Sunday, January 25, 2009
In this community, I easily forget that fear is the order of the day – served up by the majority of administrators, teachers, and parents. A well-documented divide exists between the type of innovation policy-makers claim to support in the name of ‘21st century skills’ and the actual systems and practices of schools. Teachers who ‘get it’ move beyond the fear of trusting kids with laptops, but are still shackled by problems with access, bandwidth, and filters – which is especially discouraging considering that these are the eager few that understand the computer as something other than a word processor. The only stakeholders who aren’t afraid are the kids, because they’re poised to lead. How much longer can we ignore and invalidate the vast knowledge students possess and ask them to check it at the classroom door because our methods are too antiquated to make use of it?
As educators, we must re-adjust our models and methods to address the possibilities that the online space enables. You know the story: we teach the way we were taught. And since little of this technology has been in existence long enough to have raised teachers in its tenure, it challenges us with many unknowns. Change is scary stuff. And make no mistake, I’m a newbie myself. I have to take three deep breaths every time I open my Google Reader. Most of the tools I employ I’m probably using at half their capacity. It’s overwhelming. There are no edges online, and I’m a woman who likes her bookcase (arranged alphabetically by author’s last name, thank you very much) Recently, while reading Krauss & Boss on Reinventing Project-Based Learning, I felt a quiet calm pass over me when a reference was made to the NETS•S to be found in The Appendix. The Appendix. No hyperlink doorknobs opening passageways to lands unknown – disorienting me with altered layouts, changing fonts, and new color schemes. Instead, I settled back into the narrative confident in the knowledge that the standards would be delivered to me in exactly 141 pages.
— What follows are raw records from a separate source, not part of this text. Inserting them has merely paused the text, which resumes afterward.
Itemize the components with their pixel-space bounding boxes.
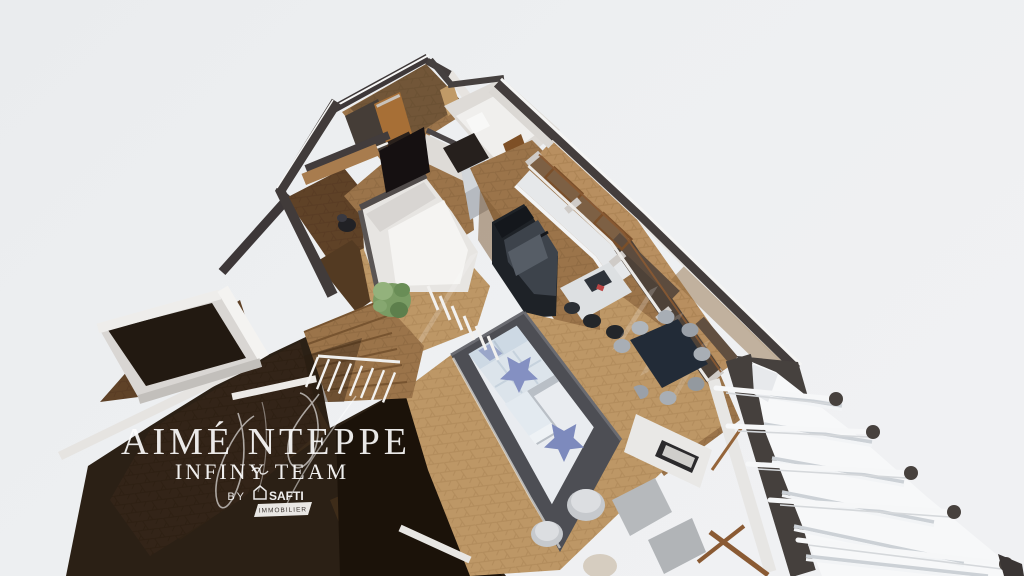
svg-text:BY: BY: [227, 491, 246, 503]
svg-text:INFINY TEAM: INFINY TEAM: [175, 459, 349, 484]
svg-text:AIMÉ NTEPPE: AIMÉ NTEPPE: [121, 421, 411, 463]
svg-text:SAFTI: SAFTI: [269, 489, 304, 503]
svg-text:IMMOBILIER: IMMOBILIER: [259, 506, 307, 514]
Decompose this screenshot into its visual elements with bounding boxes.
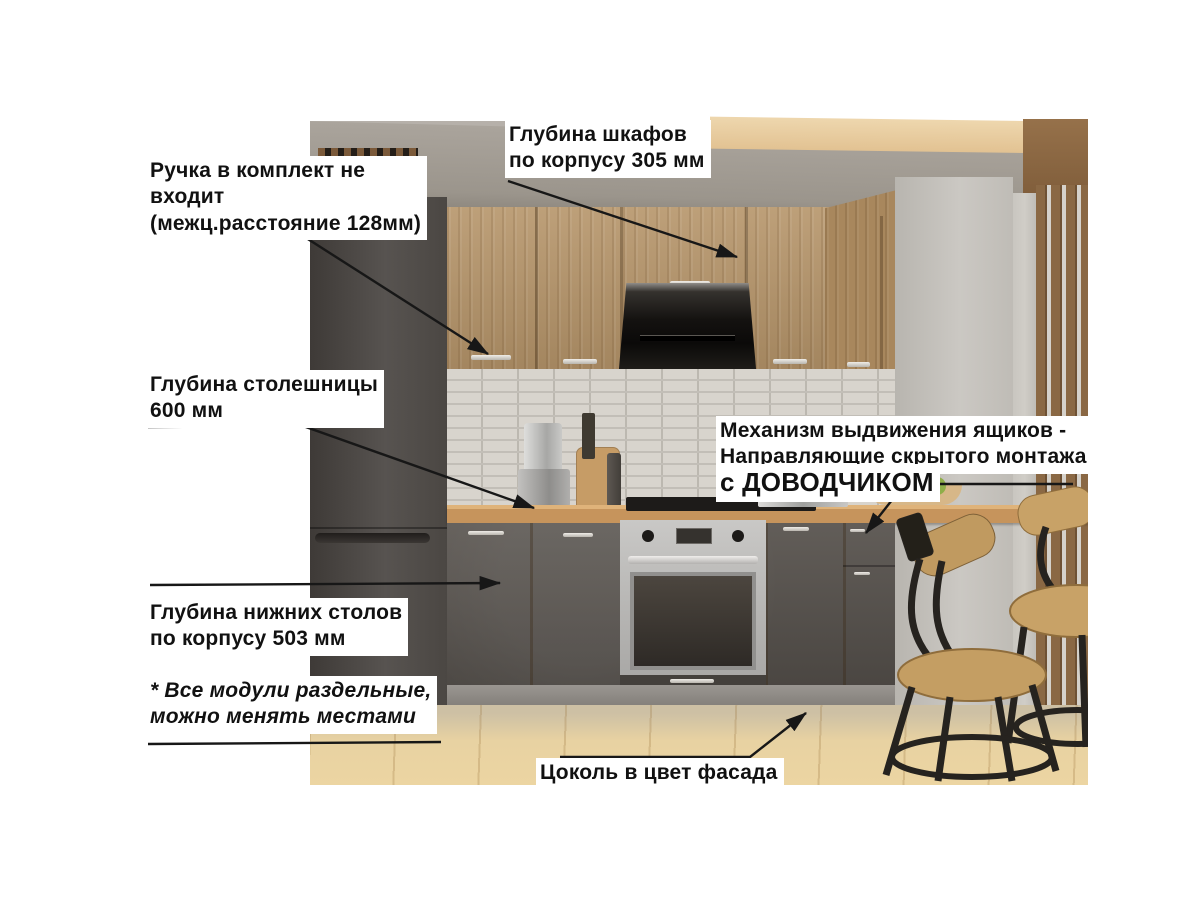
arrow-handle-note <box>148 234 488 354</box>
label-soft-close: с ДОВОДЧИКОМ <box>716 464 940 502</box>
arrow-plinth <box>560 713 806 757</box>
label-handle-note: Ручка в комплект не входит (межц.расстоя… <box>146 156 427 240</box>
label-modules-note: * Все модули раздельные, можно менять ме… <box>146 676 437 734</box>
arrow-cabinet-depth <box>508 181 737 257</box>
line-modules-note <box>148 742 441 744</box>
label-plinth: Цоколь в цвет фасада <box>536 758 784 789</box>
arrow-base-depth <box>150 583 500 585</box>
label-cabinet-depth: Глубина шкафов по корпусу 305 мм <box>505 120 711 178</box>
arrow-countertop-depth <box>148 426 534 508</box>
label-base-depth: Глубина нижних столов по корпусу 503 мм <box>146 598 408 656</box>
label-countertop-depth: Глубина столешницы 600 мм <box>146 370 384 428</box>
annotated-kitchen-advert: Глубина шкафов по корпусу 305 мм Ручка в… <box>0 0 1200 900</box>
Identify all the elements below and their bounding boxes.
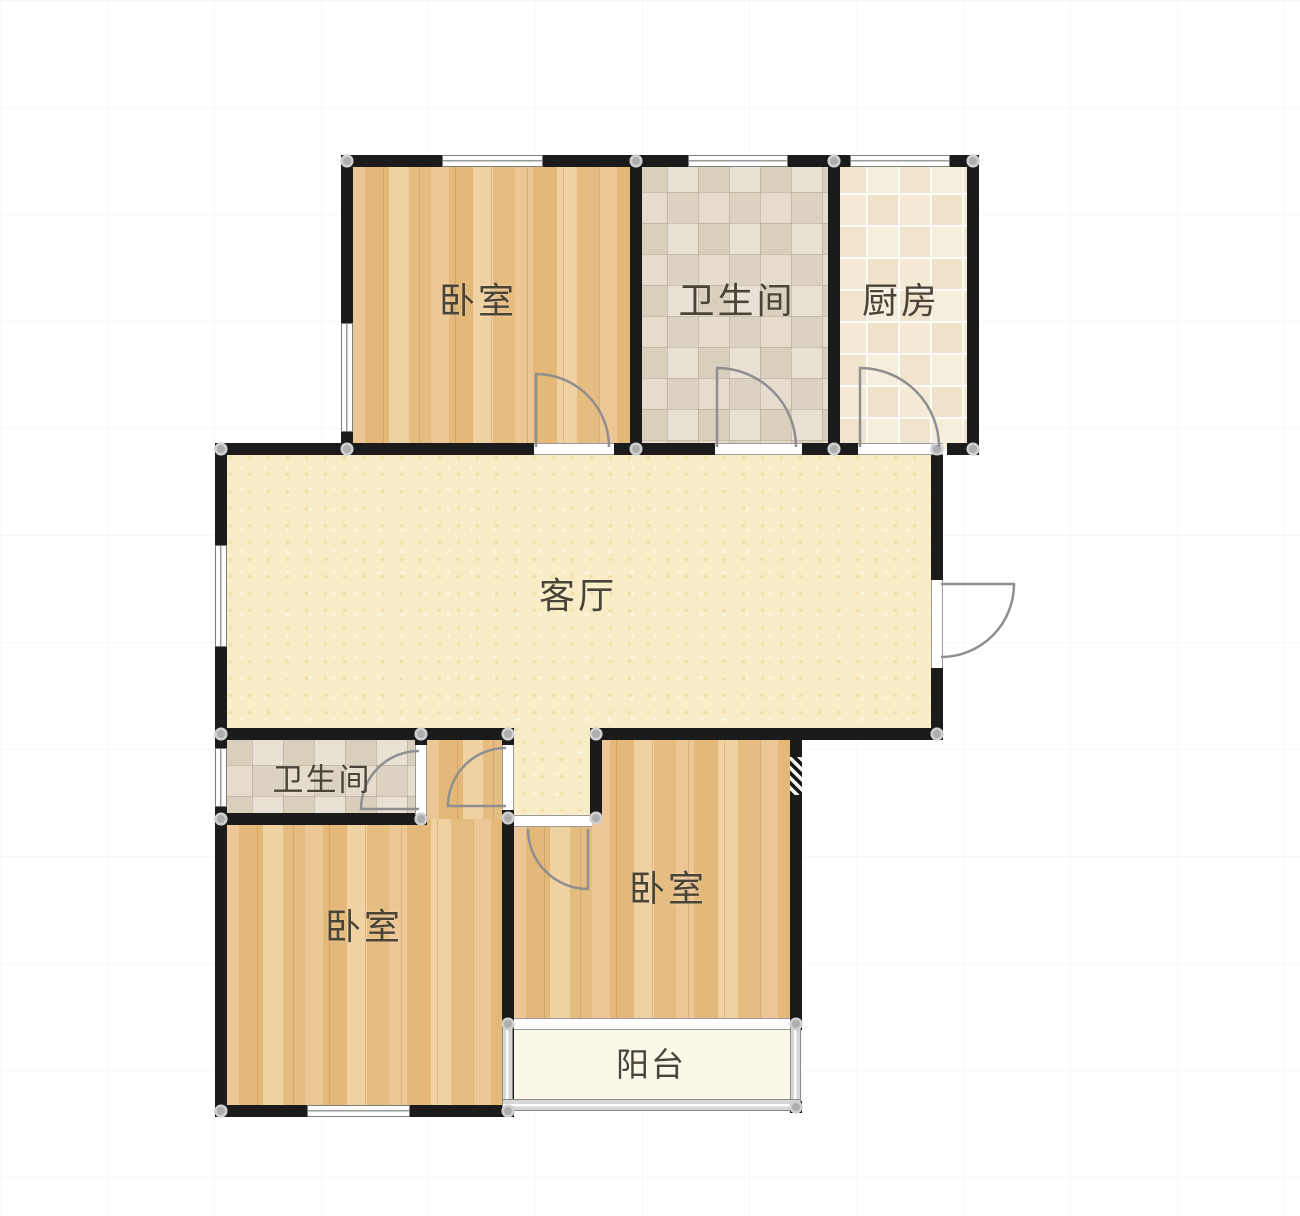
doorway-bedroom1	[534, 443, 614, 455]
window-balcony-bottom	[502, 1099, 801, 1111]
flue-hatch	[790, 757, 802, 795]
room-label-living-room: 客厅	[539, 567, 617, 619]
doorway-balcony	[514, 1018, 790, 1030]
wall-joint	[502, 728, 515, 741]
wall-joint	[502, 812, 515, 825]
window-bathroom2-left	[215, 748, 227, 807]
wall-joint	[590, 728, 603, 741]
window-balcony-right	[790, 1024, 801, 1101]
wall-joint	[790, 1101, 803, 1114]
room-label-bedroom-lower-right: 卧室	[629, 860, 707, 912]
wall-living-top-a	[215, 443, 534, 455]
wall-joint	[828, 155, 841, 168]
room-label-kitchen: 厨房	[862, 272, 940, 324]
doorway-bedroom3	[514, 815, 592, 827]
wall-joint	[215, 813, 228, 826]
wall-joint	[630, 443, 643, 456]
window-bathroom1-top	[688, 155, 788, 167]
window-bedroom2-bottom	[307, 1105, 410, 1117]
wall-kitchen-right	[967, 155, 979, 455]
room-label-bathroom-lower: 卫生间	[273, 755, 372, 800]
room-label-bedroom-lower-left: 卧室	[325, 898, 403, 950]
wall-hall-right	[590, 728, 602, 821]
wall-joint	[502, 1018, 515, 1031]
wall-joint	[215, 728, 228, 741]
window-living-left	[215, 545, 227, 647]
room-floor-bedroom-lower-left-strip	[421, 734, 508, 825]
wall-living-bottom-b	[592, 728, 943, 740]
wall-joint	[630, 155, 643, 168]
wall-joint	[341, 155, 354, 168]
wall-joint	[590, 812, 603, 825]
wall-joint	[790, 1018, 803, 1031]
room-label-balcony: 阳台	[616, 1038, 686, 1086]
floor-plan-canvas: 卧室 卫生间 厨房 客厅 卫生间 卧室 卧室 阳台	[0, 0, 1300, 1216]
doorway-bathroom2	[415, 745, 427, 815]
door-swing-entry	[941, 584, 1014, 657]
wall-joint	[415, 728, 428, 741]
wall-joint	[828, 443, 841, 456]
hallway-floor	[514, 734, 592, 821]
wall-joint	[967, 155, 980, 168]
window-kitchen-top	[850, 155, 950, 167]
room-label-bathroom-top: 卫生间	[678, 272, 795, 324]
wall-joint	[341, 443, 354, 456]
window-bedroom1-left	[341, 323, 353, 432]
room-floor-bedroom-lower-left	[221, 819, 508, 1111]
window-bedroom1-top	[442, 155, 543, 167]
window-balcony-left	[502, 1024, 513, 1105]
wall-living-right-a	[931, 443, 943, 580]
wall-bathroom1-kitchen	[828, 155, 840, 455]
doorway-entry	[931, 580, 943, 668]
wall-living-bottom-a	[215, 728, 514, 740]
wall-joint	[931, 728, 944, 741]
wall-joint	[931, 443, 944, 456]
wall-joint	[415, 813, 428, 826]
wall-joint	[215, 1105, 228, 1118]
room-label-bedroom-top-left: 卧室	[439, 272, 517, 324]
doorway-bathroom1	[715, 443, 802, 455]
doorway-bedroom2	[502, 745, 514, 810]
wall-joint	[502, 1105, 515, 1118]
wall-joint	[215, 443, 228, 456]
wall-bathroom2-bottom	[215, 813, 427, 825]
wall-joint	[967, 443, 980, 456]
wall-bedroom1-bathroom1	[630, 155, 642, 455]
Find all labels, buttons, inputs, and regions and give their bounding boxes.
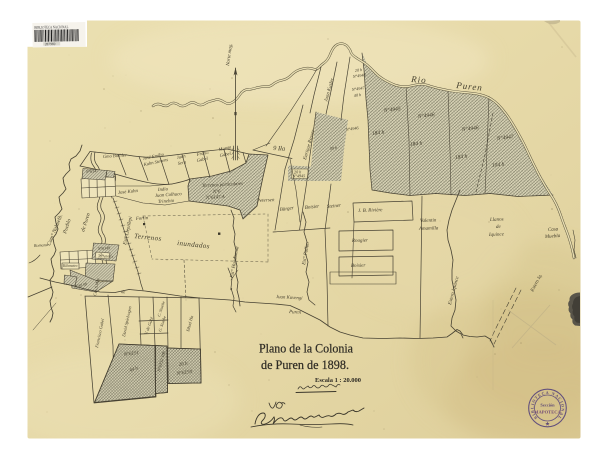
svg-text:Terreno 1a: Terreno 1a — [98, 255, 114, 259]
svg-text:9 Ila: 9 Ila — [273, 145, 285, 153]
svg-text:N°6: N°6 — [212, 190, 221, 195]
svg-text:Romana: Romana — [33, 242, 48, 248]
svg-text:N°6147 A: N°6147 A — [205, 195, 225, 201]
svg-text:184 h: 184 h — [371, 129, 384, 137]
svg-text:de: de — [121, 289, 126, 294]
svg-text:N°6149: N°6149 — [97, 245, 111, 251]
svg-text:Fortin: Fortin — [135, 216, 149, 222]
svg-text:N°6147: N°6147 — [85, 168, 100, 174]
svg-text:Casa: Casa — [548, 227, 559, 233]
svg-text:287969: 287969 — [45, 42, 56, 46]
svg-text:184 h: 184 h — [454, 153, 467, 161]
svg-text:BIBLIOTECA NACIONAL: BIBLIOTECA NACIONAL — [34, 24, 68, 30]
svg-text:de Puren de 1898.: de Puren de 1898. — [261, 357, 349, 372]
svg-text:Petersen: Petersen — [256, 198, 275, 204]
svg-text:Sección: Sección — [540, 403, 555, 408]
svg-text:Puren: Puren — [288, 310, 302, 316]
svg-text:Plano de la Colonia: Plano de la Colonia — [259, 341, 353, 356]
svg-text:184 h: 184 h — [409, 140, 422, 148]
svg-text:Boisier: Boisier — [351, 263, 366, 269]
svg-text:J. B. Rivière: J. B. Rivière — [358, 208, 383, 214]
svg-text:40 h: 40 h — [353, 92, 361, 98]
svg-text:Llanos: Llanos — [489, 218, 504, 224]
svg-text:Rougier: Rougier — [351, 238, 368, 244]
svg-text:Valentin: Valentin — [420, 218, 437, 224]
svg-text:Escala 1 : 20.000: Escala 1 : 20.000 — [315, 377, 362, 384]
svg-text:N°4945: N°4945 — [291, 173, 305, 178]
svg-text:104 h: 104 h — [491, 161, 504, 169]
svg-text:Iquince: Iquince — [488, 232, 505, 238]
svg-text:MAPOTECA: MAPOTECA — [534, 410, 561, 415]
svg-text:Rio: Rio — [410, 74, 427, 85]
svg-text:Amamilla: Amamilla — [418, 226, 439, 232]
svg-text:59 h: 59 h — [329, 145, 337, 151]
svg-text:Kilometro: Kilometro — [62, 264, 78, 268]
Ahhhhhhh. And 35 pages beyond that, I would experience the sublime sense of closure that comes with turning the last page of a book. Finitude.
So I understand the fear. I understand overwhelmed. But I also see the urgent need to respond to and capitalize on innovation or risk becoming obsolete. This is our opportunity to reinvent teaching and learning. My goal as a curriculum consultant and teacher educator is to meet teachers where they are. I’ve come to believe that encouraging participation in an online professional learning community like Twitter is one way to introduce a low-risk environment that exposes teachers and administrators to some of the key concepts and tools changing the learning landscape. It’s a point of departure from which I can begin facilitating conversations about innovation. In large part, my colleagues are open but tentative and in need of guidance, and I say, let me be your bookends. Social bookmarking can wait.